There were two linked issues.  (1) Does this type of educational trip fall within the intended scope of the 1992 Regulations at all?  (2) Even if it would otherwise fall within the 1992 Regulations, was this trip "sold" given that there was no price to the student other than the general tuition fee?  The judge held in the university's favour on both issues and the claim failed.

As to issue (1), the judge held that the trip and services formed part of a wider contract between the university and the student for educational services, and that tuition rather than travel was the essence of what was being provided even on the field trip.  The Regulations were not intended to apply to such a case.  It is not that any educational element will take a trip outside the scope of the Regulations, but in this case the trip itself was merely a part of the degree course.

That would have been enough to dispose of the case, but the judge also found for the university on issue (2).  The claimant's case was that the tuition fee, at the time £9,000, provided consideration for the trip, which was therefore "sold".  However, when the claimant committed herself to the second year of her course, and thus to the tuition fee for that year, she had not selected the course containing the field trip.  Her fee would not have been greater or less if she had chosen a course which had no field trip.  The £9,000 fee applied to all undergraduates no matter what course they took.  The connection between the tuition fee and the trip was not such that the one could be regarded as consideration for the other giving rise to a separate enforceable contract.

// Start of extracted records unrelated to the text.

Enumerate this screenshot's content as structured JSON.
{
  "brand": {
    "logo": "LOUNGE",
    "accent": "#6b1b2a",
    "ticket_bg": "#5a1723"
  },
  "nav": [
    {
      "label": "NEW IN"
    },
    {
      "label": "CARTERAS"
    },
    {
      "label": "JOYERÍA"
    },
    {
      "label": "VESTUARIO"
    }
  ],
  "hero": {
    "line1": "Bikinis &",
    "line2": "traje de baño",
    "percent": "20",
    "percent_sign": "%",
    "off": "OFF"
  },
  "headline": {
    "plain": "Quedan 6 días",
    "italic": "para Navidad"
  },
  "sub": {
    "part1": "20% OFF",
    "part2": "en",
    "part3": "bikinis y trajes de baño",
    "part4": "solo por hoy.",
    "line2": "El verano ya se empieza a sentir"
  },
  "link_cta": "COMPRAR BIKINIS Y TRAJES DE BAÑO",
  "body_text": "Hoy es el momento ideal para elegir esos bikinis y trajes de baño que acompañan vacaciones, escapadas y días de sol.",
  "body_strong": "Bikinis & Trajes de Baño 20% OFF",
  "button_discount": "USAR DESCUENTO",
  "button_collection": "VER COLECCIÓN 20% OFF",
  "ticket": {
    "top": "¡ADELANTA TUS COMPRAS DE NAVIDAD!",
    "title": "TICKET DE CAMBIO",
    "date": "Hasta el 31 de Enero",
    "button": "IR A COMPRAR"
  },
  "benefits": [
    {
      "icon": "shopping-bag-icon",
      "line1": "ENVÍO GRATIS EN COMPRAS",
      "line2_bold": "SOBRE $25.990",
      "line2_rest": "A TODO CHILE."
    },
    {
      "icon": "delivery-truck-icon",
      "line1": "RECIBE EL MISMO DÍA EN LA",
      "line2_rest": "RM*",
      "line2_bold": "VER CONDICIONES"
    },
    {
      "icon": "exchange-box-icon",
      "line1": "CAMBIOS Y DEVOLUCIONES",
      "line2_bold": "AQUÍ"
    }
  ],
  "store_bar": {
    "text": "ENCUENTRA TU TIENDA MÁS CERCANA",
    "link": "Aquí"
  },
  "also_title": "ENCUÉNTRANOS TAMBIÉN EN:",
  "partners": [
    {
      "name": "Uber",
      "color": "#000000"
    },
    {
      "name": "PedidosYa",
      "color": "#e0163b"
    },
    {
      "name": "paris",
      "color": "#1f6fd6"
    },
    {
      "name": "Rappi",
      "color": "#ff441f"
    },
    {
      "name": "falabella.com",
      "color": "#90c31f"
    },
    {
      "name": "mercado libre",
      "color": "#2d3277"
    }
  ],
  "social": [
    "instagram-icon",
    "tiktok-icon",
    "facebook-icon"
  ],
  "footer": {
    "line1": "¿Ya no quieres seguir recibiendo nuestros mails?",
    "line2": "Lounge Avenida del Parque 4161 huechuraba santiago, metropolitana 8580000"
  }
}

Of course, the decision is fact sensitive.  A different series of arrangements might produce a different result, for example where there is a separate charge for a trip and it contains a mixture of study and leisure activities.  Nonetheless, the judgment will be of comfort to educational institutions providing similar arrangements, who had probably never thought that they might be regarded as tour operators and subject to the regulatory and possibly criminal liabilities under the Package Travel Regulations.  For claimants injured on such trips, it will mean having to look more closely at suing the foreign tortfeasor rather than the UK educational institution.  It should be kept in mind that many European countries contain a direct right of action against insurers in all cases not merely (as in the UK) in motor cases.  A direct right of action may allow the jurisdiction of the English court to be established under Odenbreit (for the Brexit transition period at least and continuing after that if we move to a Lugano type jurisdictional regime).

Finally, what will the effect of the 2018 Regulations be on such a claim?  Under the 1992 Regulations, the "organiser" of a package is "the person who, otherwise than occasionally, organises packages and sells or offers them for sale, whether directly or through a retailer" (reg.2(1)).  A university organising several field trips per year may well be said to organise trips other than occasionally, so all else being equal might be an organiser.  Under the 2018 Regulations, however, the organiser must be a "trader", a concept which did not exist in the 1992 Regulations.  A trader must be acting "for purposes relating to their trade, business, craft or profession" (reg.2(1)).  Overall the 2018 Regulations are more clearly focussed on the relationship between consumers and commercial organisers than were the 1992 Regulations.  Recital (22) of Directive 2015/2302/EU (which the 2018 Regulations implement) states that a trader will be "typically a high street or online travel agent."  It is likely that it will be still harder under the 2018 Regulations for a student injured on an educational trip to rely on the Package Travel Regulations to sue her university.